President Joe Biden and a bipartisan group of senators reached a deal at the White House Thursday concerning a massive infrastructure bill that would improve the nation’s roads, bridges and broadband.
A group of senators met with Mr. Biden at the White House Thursday to discuss the proposed infrastructure bill. The meeting came after weeks of deliberations over how to pay for what would be the largest infrastructure package approved by Congress.
The proposed $1.2 trillion bi-partisan infrastructure plan would allocate funds over eight years and included $579 billion in new spending. Within the plan, $312 billion would be allocated for modernizing and improving transportation and $266 billion would be allocated for additional updates to broadband, power, water and environmental remediation.
After Thursday’s meeting, President Biden triumphantly told reporters outside the West Wing that a deal had been reached and that the group had achieved “serious compromise on both sides.” Mr. Biden, however, told lawmakers that he would only sign the bill if it included measures for “human infrastructure” programs like childcare and tax credits for families, which are a broader part of the president’s sweeping infrastructure goals.

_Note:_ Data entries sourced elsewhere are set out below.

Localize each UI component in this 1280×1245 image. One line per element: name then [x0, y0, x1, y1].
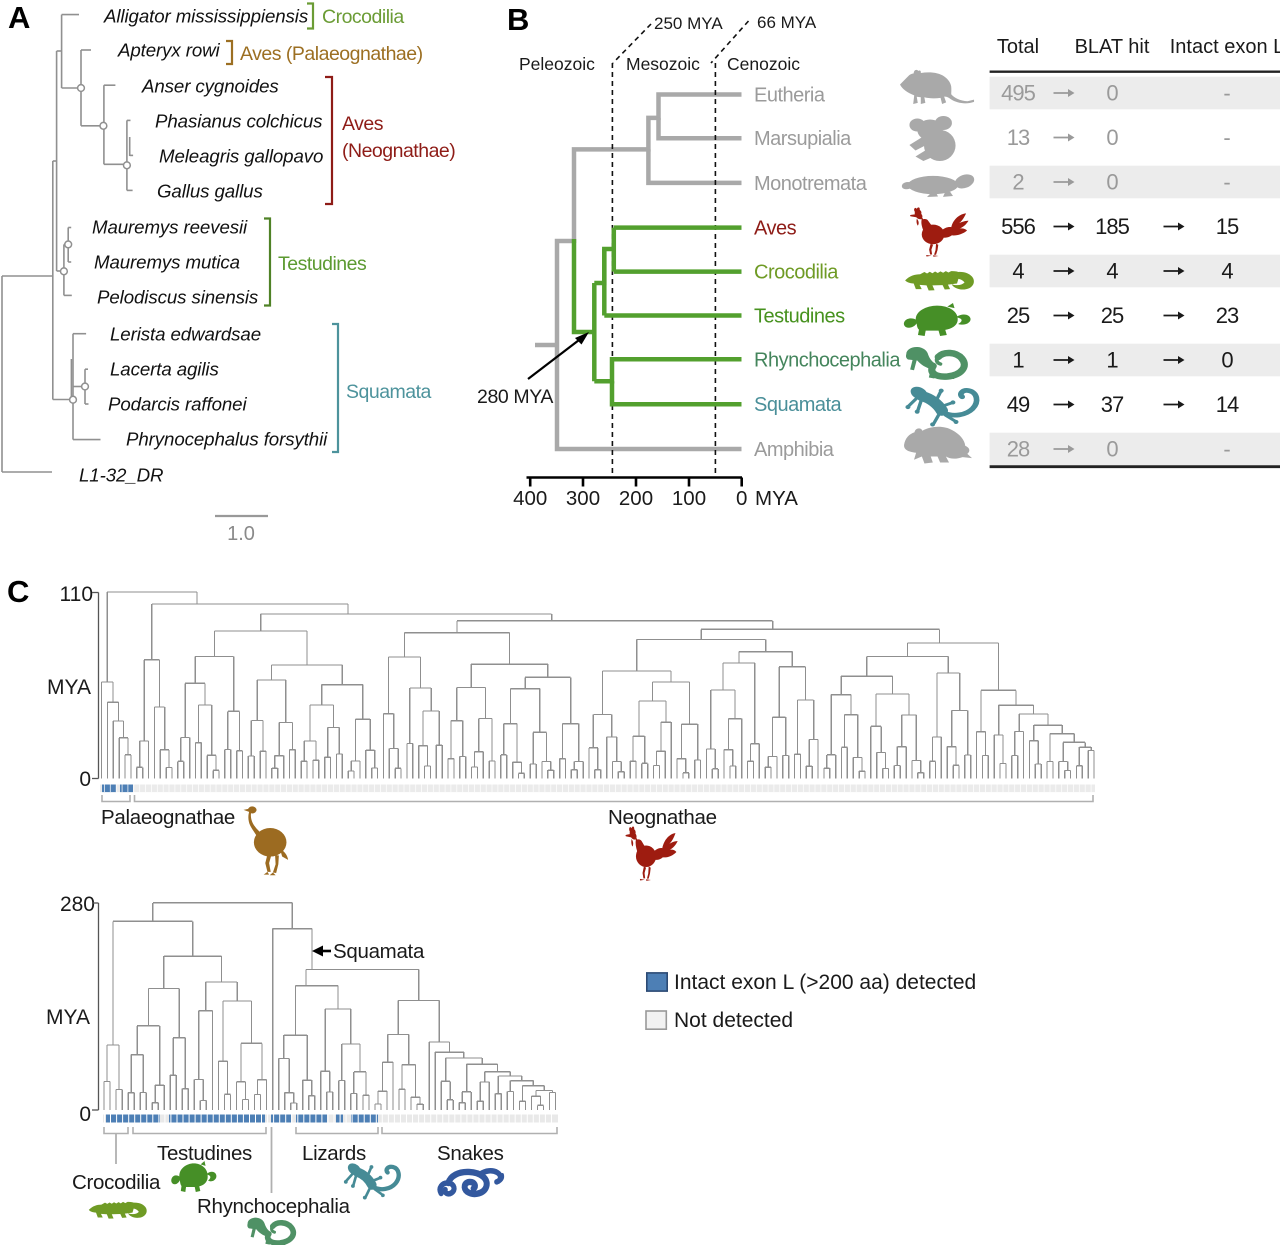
- svg-text:MYA: MYA: [46, 1006, 90, 1029]
- svg-text:23: 23: [1216, 303, 1239, 328]
- svg-text:Lizards: Lizards: [302, 1142, 366, 1165]
- svg-text:495: 495: [1001, 81, 1035, 106]
- svg-text:185: 185: [1095, 214, 1129, 239]
- svg-text:BLAT hit: BLAT hit: [1075, 36, 1150, 58]
- svg-text:0: 0: [736, 487, 747, 510]
- svg-text:0: 0: [1221, 348, 1233, 373]
- svg-text:Lacerta agilis: Lacerta agilis: [110, 359, 219, 380]
- svg-text:-: -: [1223, 437, 1230, 462]
- svg-text:L1-32_DR: L1-32_DR: [79, 465, 163, 486]
- svg-text:Peleozoic: Peleozoic: [519, 54, 595, 74]
- svg-text:0: 0: [1106, 125, 1118, 150]
- svg-text:Mauremys reevesii: Mauremys reevesii: [92, 217, 248, 238]
- svg-text:4: 4: [1012, 259, 1024, 284]
- svg-text:15: 15: [1216, 214, 1239, 239]
- svg-text:100: 100: [672, 487, 706, 510]
- svg-text:1: 1: [1012, 348, 1024, 373]
- svg-text:Alligator mississippiensis: Alligator mississippiensis: [103, 6, 308, 27]
- svg-text:Monotremata: Monotremata: [754, 173, 868, 195]
- svg-text:Mauremys mutica: Mauremys mutica: [94, 252, 240, 273]
- svg-text:0: 0: [1106, 81, 1118, 106]
- svg-text:Squamata: Squamata: [333, 940, 425, 963]
- svg-text:Testudines: Testudines: [754, 306, 845, 328]
- svg-text:Intact exon L (>200 aa) detect: Intact exon L (>200 aa) detected: [674, 971, 976, 994]
- svg-text:400: 400: [513, 487, 547, 510]
- svg-text:Snakes: Snakes: [437, 1142, 504, 1165]
- svg-text:280: 280: [60, 893, 95, 916]
- svg-text:556: 556: [1001, 214, 1035, 239]
- svg-text:0: 0: [79, 768, 91, 791]
- svg-text:Palaeognathae: Palaeognathae: [101, 806, 235, 829]
- svg-text:Crocodilia: Crocodilia: [72, 1171, 161, 1194]
- svg-text:Aves (Palaeognathae): Aves (Palaeognathae): [240, 43, 423, 65]
- svg-text:Testudines: Testudines: [278, 253, 367, 275]
- svg-text:Squamata: Squamata: [754, 394, 843, 416]
- svg-text:280 MYA: 280 MYA: [477, 386, 553, 408]
- svg-text:Marsupialia: Marsupialia: [754, 128, 852, 150]
- svg-text:0: 0: [1106, 437, 1118, 462]
- svg-text:300: 300: [566, 487, 600, 510]
- svg-text:Amphibia: Amphibia: [754, 439, 835, 461]
- svg-text:Mesozoic: Mesozoic: [626, 54, 700, 74]
- svg-text:C: C: [7, 574, 29, 609]
- svg-text:Rhynchocephalia: Rhynchocephalia: [197, 1195, 351, 1218]
- svg-text:Cenozoic: Cenozoic: [727, 54, 800, 74]
- svg-text:A: A: [8, 0, 30, 35]
- svg-text:Aves: Aves: [342, 113, 384, 135]
- svg-text:Phasianus colchicus: Phasianus colchicus: [155, 111, 322, 132]
- svg-text:MYA: MYA: [47, 676, 91, 699]
- svg-text:Total: Total: [997, 36, 1039, 58]
- svg-text:25: 25: [1007, 303, 1030, 328]
- svg-text:(Neognathae): (Neognathae): [342, 140, 455, 162]
- svg-text:14: 14: [1216, 392, 1239, 417]
- svg-text:-: -: [1223, 125, 1230, 150]
- svg-text:-: -: [1223, 81, 1230, 106]
- svg-text:4: 4: [1221, 259, 1233, 284]
- svg-text:Not detected: Not detected: [674, 1009, 793, 1032]
- svg-text:Meleagris gallopavo: Meleagris gallopavo: [159, 146, 323, 167]
- svg-text:Neognathae: Neognathae: [608, 806, 717, 829]
- svg-text:Pelodiscus sinensis: Pelodiscus sinensis: [97, 287, 258, 308]
- svg-text:Rhynchocephalia: Rhynchocephalia: [754, 349, 901, 371]
- svg-text:0: 0: [79, 1103, 91, 1126]
- svg-text:13: 13: [1007, 125, 1030, 150]
- svg-text:Anser cygnoides: Anser cygnoides: [141, 76, 279, 97]
- svg-text:110: 110: [60, 583, 93, 606]
- svg-text:Lerista edwardsae: Lerista edwardsae: [110, 324, 261, 345]
- svg-text:2: 2: [1012, 170, 1024, 195]
- svg-text:Squamata: Squamata: [346, 381, 432, 403]
- svg-text:Crocodilia: Crocodilia: [754, 262, 839, 284]
- svg-text:Gallus gallus: Gallus gallus: [157, 181, 263, 202]
- svg-text:37: 37: [1101, 392, 1124, 417]
- svg-text:Intact exon L: Intact exon L: [1170, 36, 1280, 58]
- svg-text:Phrynocephalus forsythii: Phrynocephalus forsythii: [126, 429, 328, 450]
- svg-text:4: 4: [1106, 259, 1118, 284]
- svg-text:Eutheria: Eutheria: [754, 85, 826, 107]
- svg-text:Podarcis raffonei: Podarcis raffonei: [108, 394, 247, 415]
- svg-text:Apteryx rowi: Apteryx rowi: [117, 40, 221, 61]
- svg-text:Aves: Aves: [754, 218, 797, 240]
- svg-text:Crocodilia: Crocodilia: [322, 6, 404, 28]
- svg-text:200: 200: [619, 487, 653, 510]
- svg-text:28: 28: [1007, 437, 1030, 462]
- svg-text:MYA: MYA: [755, 487, 798, 510]
- svg-text:Testudines: Testudines: [157, 1142, 252, 1165]
- svg-text:0: 0: [1106, 170, 1118, 195]
- svg-text:1.0: 1.0: [227, 523, 255, 545]
- svg-text:250 MYA: 250 MYA: [654, 14, 723, 33]
- svg-text:1: 1: [1106, 348, 1118, 373]
- svg-text:-: -: [1223, 170, 1230, 195]
- svg-text:25: 25: [1101, 303, 1124, 328]
- svg-text:49: 49: [1007, 392, 1030, 417]
- svg-text:66 MYA: 66 MYA: [757, 13, 817, 32]
- svg-text:B: B: [507, 2, 529, 37]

The bill already has support from 21 senators — 11 Republicans and 10 Democrats — but will likely need the support of Democratic leaders to garner the 60 votes needed to rise above a filibuster and pass in the Senate.
U.S. Rep. Salud Carbajal, D-Santa Barbara, praised the Biden administration’s support of the infrastructure plan following Thursday’s meeting.

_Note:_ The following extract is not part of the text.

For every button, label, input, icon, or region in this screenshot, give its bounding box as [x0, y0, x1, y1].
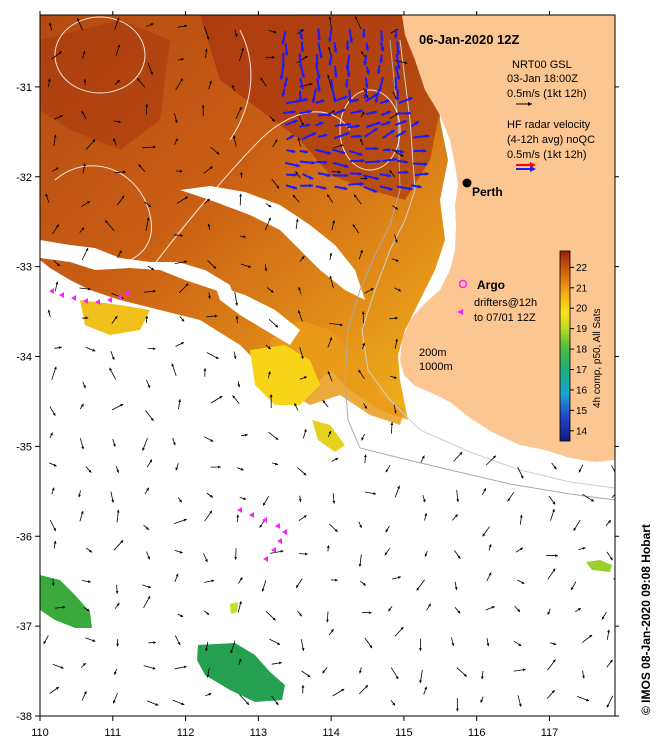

“Gridlock has kept us from modernizing our roads, bridges, trains, buses, and water pipes for long enough,” Rep. Carbajal said in a statement. “This deal is proof that we can get things done if we roll up our sleeves and work together. Glad President Biden achieved this bipartisan deal, which has eluded previous administrations.”

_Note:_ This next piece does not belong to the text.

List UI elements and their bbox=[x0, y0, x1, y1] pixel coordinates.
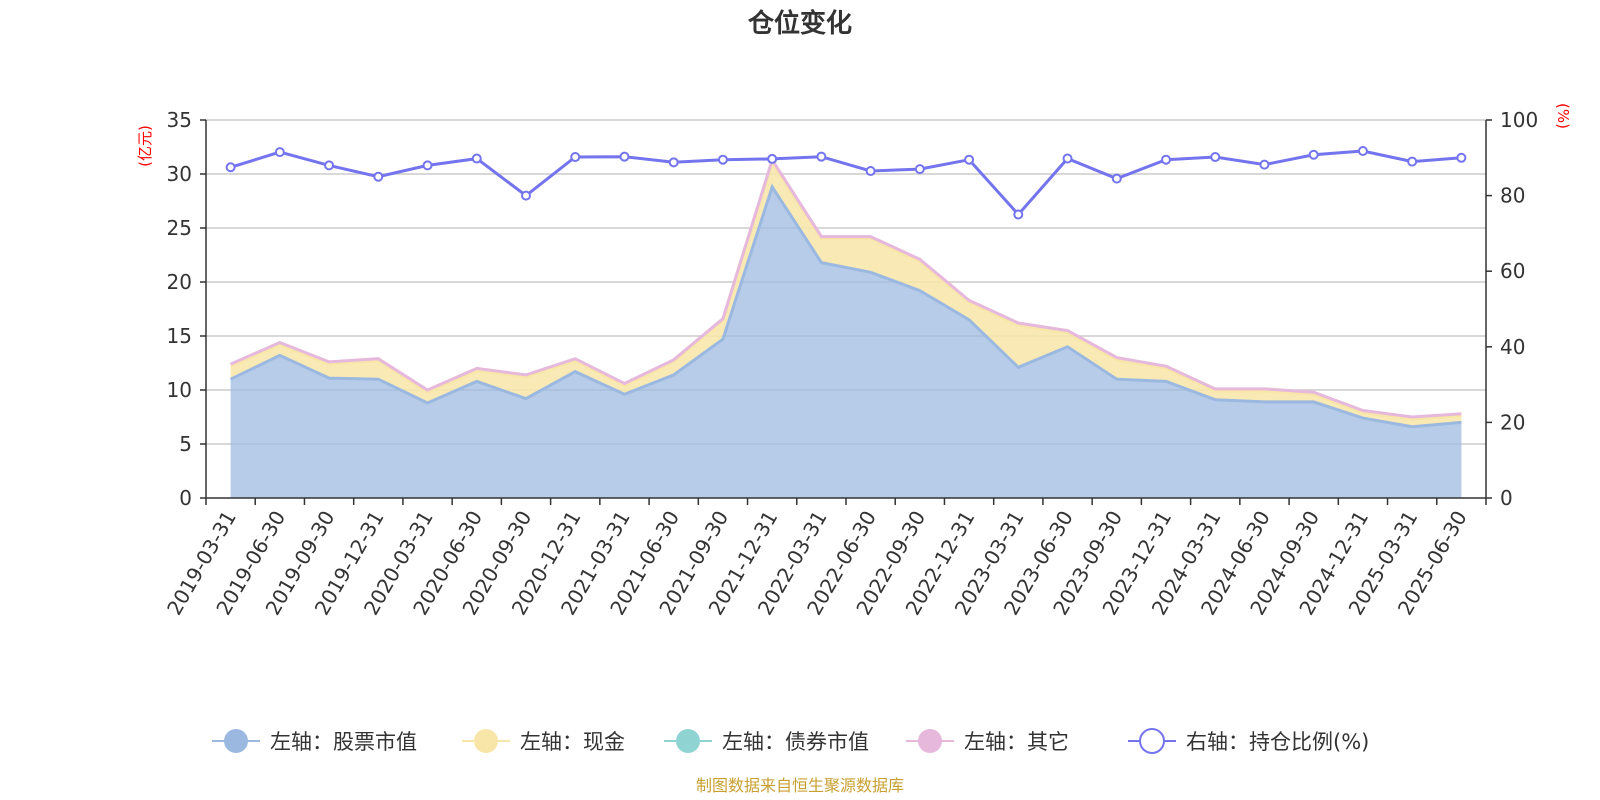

Rep. Carbajal sits on the House Transportation and Infrastructure Committee, which passed the Invest in America Act earlier this month to fund improvements to transportation. Through the plan, the congressman secured $20 million for Central Coast projects that will ease traffic on Highway 101 and create new bike paths. With this bill passed, Rep. Carbajal is hopeful Congress will take the next step and pass the proposed bipartisan infrastructure bill.
“I will keep fighting to make sure we invest in the things that matter, including funding to tackle the climate crisis and measures to create good-paying jobs,” Rep. Carbajal said in a statement.
“Now let’s get to work on another comprehensive plan to meet the needs of Central Coast families,” he said, referring to the infrastructure bill.